Frente a este escenario, con un riesgo creciente para miles de vecinos, el concejal
Carlos Ale presentó un proyecto en el Honorable Concejo Deliberante para crear el Sistema de Alarma Temprana de Tormentas (SIATT), una herramienta pensada para anticipar fenómenos climáticos extremos y reducir su impacto en la vida cotidiana.
“Es fundamental que el Estado esté un paso adelante. No podemos seguir reaccionando cuando el problema ya ocurrió”, advirtió el edil al fundamentar la iniciativa. Hoy, en muchos casos, la alerta llega cuando el problema ya está encima.
La propuesta apunta a algo concreto: que cada vecino reciba avisos directamente en su celular —a través de aplicaciones móviles o mensajes de texto— con información clara y en tiempo real. Contar con minutos u horas de anticipación puede marcar la diferencia entre prevenir o lamentar: guardar pertenencias, evitar circular por zonas críticas o tomar medidas de resguardo en el hogar.
“El objetivo es claro: cuidar vidas, prevenir daños y darle a cada vecino la información necesaria para actuar a tiempo”, sostuvo Ale.

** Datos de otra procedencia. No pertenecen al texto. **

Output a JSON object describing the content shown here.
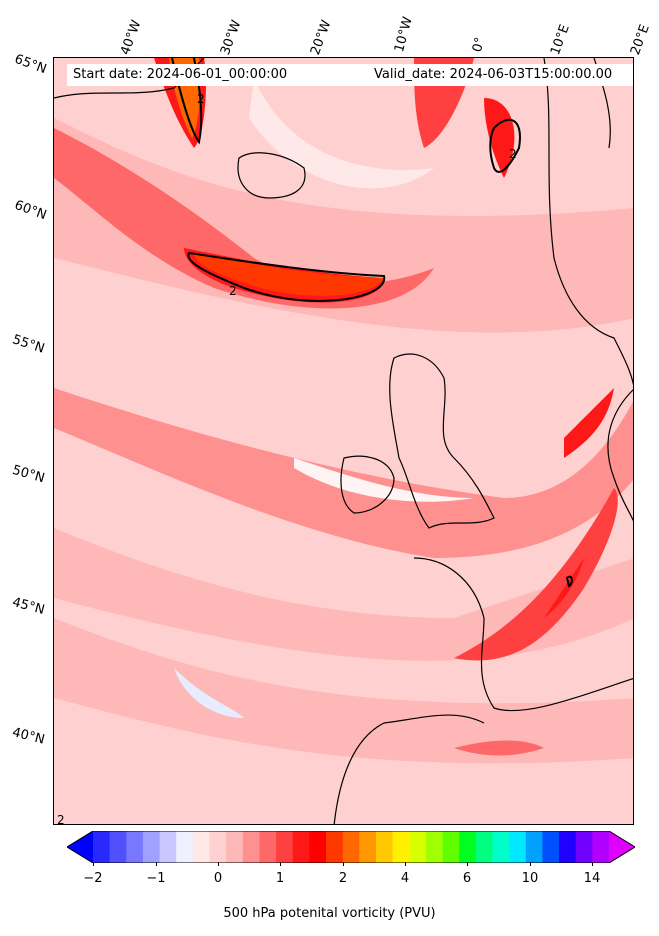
{
  "header": {
    "start_date": "Start date: 2024-06-01_00:00:00",
    "valid_date": "Valid_date: 2024-06-03T15:00:00.00"
  },
  "lon_labels": [
    "40°W",
    "30°W",
    "20°W",
    "10°W",
    "0°",
    "10°E",
    "20°E"
  ],
  "lat_labels": [
    "65°N",
    "60°N",
    "55°N",
    "50°N",
    "45°N",
    "40°N"
  ],
  "contour_labels": [
    "2",
    "2",
    "2",
    "2"
  ],
  "colorbar": {
    "label": "500 hPa potenital vorticity (PVU)",
    "ticks": [
      "−2",
      "−1",
      "0",
      "1",
      "2",
      "4",
      "6",
      "10",
      "14"
    ],
    "colors": [
      "#0000ff",
      "#2828ff",
      "#5050ff",
      "#7878ff",
      "#a0a0ff",
      "#c8c8ff",
      "#f0f0ff",
      "#ffe8e8",
      "#ffd0d0",
      "#ffb8b8",
      "#ff9090",
      "#ff6868",
      "#ff4040",
      "#ff1818",
      "#ff0000",
      "#ff3800",
      "#ff6800",
      "#ff9800",
      "#ffc800",
      "#fff000",
      "#d8ff00",
      "#a0ff00",
      "#60ff00",
      "#00ff20",
      "#00ff80",
      "#00ffc8",
      "#00e8ff",
      "#00a0ff",
      "#0050ff",
      "#2000ff",
      "#7000ff",
      "#b000ff",
      "#e000ff"
    ]
  }
}
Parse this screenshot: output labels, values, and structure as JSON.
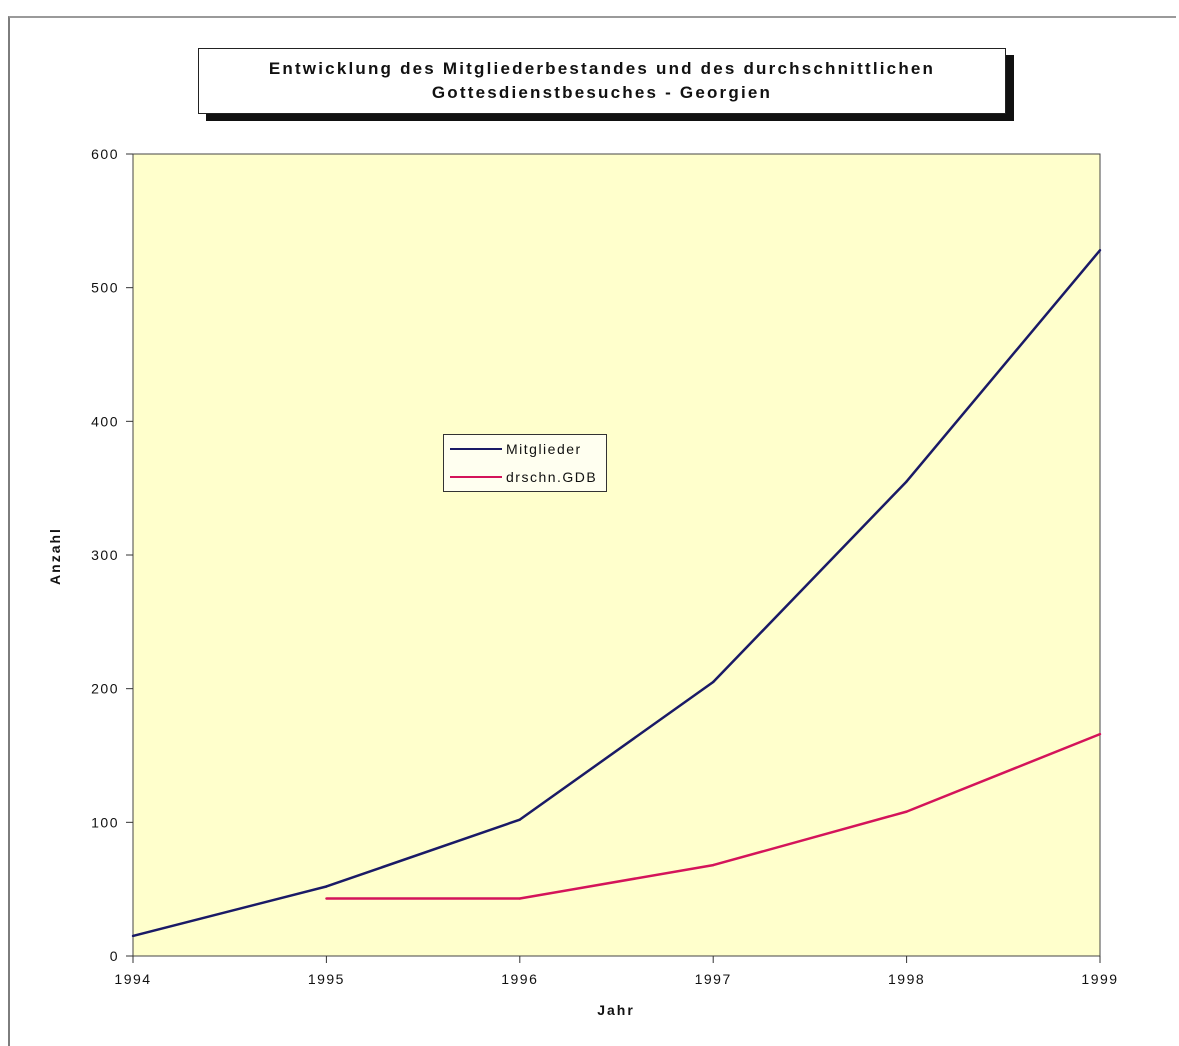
{
  "chart_data": {
    "type": "line",
    "title_lines": [
      "Entwicklung des Mitgliederbestandes und des durchschnittlichen",
      "Gottesdienstbesuches - Georgien"
    ],
    "xlabel": "Jahr",
    "ylabel": "Anzahl",
    "x": [
      1994,
      1995,
      1996,
      1997,
      1998,
      1999
    ],
    "x_tick_labels": [
      "1994",
      "1995",
      "1996",
      "1997",
      "1998",
      "1999"
    ],
    "ylim": [
      0,
      600
    ],
    "y_ticks": [
      0,
      100,
      200,
      300,
      400,
      500,
      600
    ],
    "y_tick_labels": [
      "0",
      "100",
      "200",
      "300",
      "400",
      "500",
      "600"
    ],
    "grid": false,
    "plot_background": "#ffffcc",
    "legend_position": "center",
    "series": [
      {
        "name": "Mitglieder",
        "color": "#1a1a66",
        "values": [
          15,
          52,
          102,
          205,
          355,
          528
        ]
      },
      {
        "name": "drschn.GDB",
        "color": "#d4145a",
        "values": [
          null,
          43,
          43,
          68,
          108,
          166
        ]
      }
    ]
  }
}
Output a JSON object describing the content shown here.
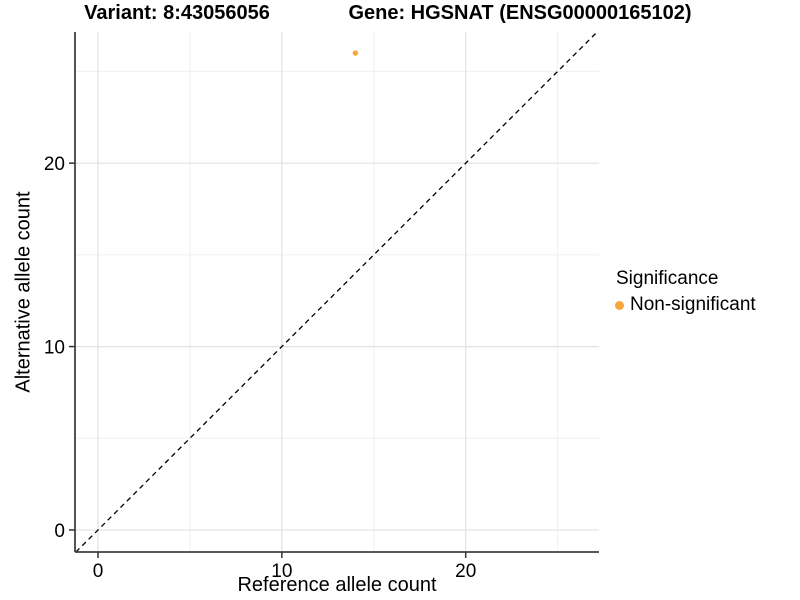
{
  "chart_data": {
    "type": "scatter",
    "title_variant": "Variant: 8:43056056",
    "title_gene": "Gene: HGSNAT (ENSG00000165102)",
    "xlabel": "Reference allele count",
    "ylabel": "Alternative allele count",
    "xlim": [
      -1.25,
      27.25
    ],
    "ylim": [
      -1.2,
      27.15
    ],
    "x_ticks": [
      0,
      10,
      20
    ],
    "y_ticks": [
      0,
      10,
      20
    ],
    "x_minor_gridlines": [
      5,
      15,
      25
    ],
    "y_minor_gridlines": [
      5,
      15,
      25
    ],
    "grid": "on",
    "series": [
      {
        "name": "Non-significant",
        "color": "#FAA53C",
        "points": [
          {
            "x": 14,
            "y": 26
          }
        ]
      }
    ],
    "identity_line": {
      "equation": "y = x",
      "linetype": "dashed",
      "color": "#000000"
    },
    "legend": {
      "position": "right",
      "title": "Significance",
      "items": [
        {
          "label": "Non-significant",
          "color": "#FAA53C"
        }
      ]
    },
    "theme": {
      "background": "#FFFFFF",
      "grid_major_color": "#E4E4E4",
      "grid_minor_color": "#EFEFEF",
      "axis_line_color": "#404040",
      "tick_color": "#333333",
      "text_color": "#000000"
    }
  }
}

El sistema integrará datos del
Servicio Meteorológico Nacional y otras fuentes confiables para emitir alertas precisas, identificar zonas vulnerables y mejorar la capacidad de respuesta ante emergencias. También busca ordenar la comunicación entre autoridades y ciudadanía en los momentos más críticos, cuando cada segundo cuenta.
Además, el proyecto contempla campañas de concientización para que la población sepa cómo actuar frente a estas situaciones, junto con la creación de un equipo técnico especializado que garantice el funcionamiento permanente del sistema y su alcance en toda la ciudad.
“Hoy la tecnología nos permite salvar vidas. Esta es una decisión de anticiparse, de estar presentes antes, durante y después de una emergencia”, remarcó el concejal.
En una ciudad cada vez más expuesta a eventos extremos, el problema ya no es solo la tormenta, sino llegar tarde. Porque cuando el agua avanza o el viento golpea, no hay margen para improvisar.
Anticiparse ya no es una opción. Es la única ventaja posible frente a un clima que cambió. Y en esa diferencia de tiempo —a veces mínima— puede estar todo: desde evitar pérdidas materiales hasta salvar vidas.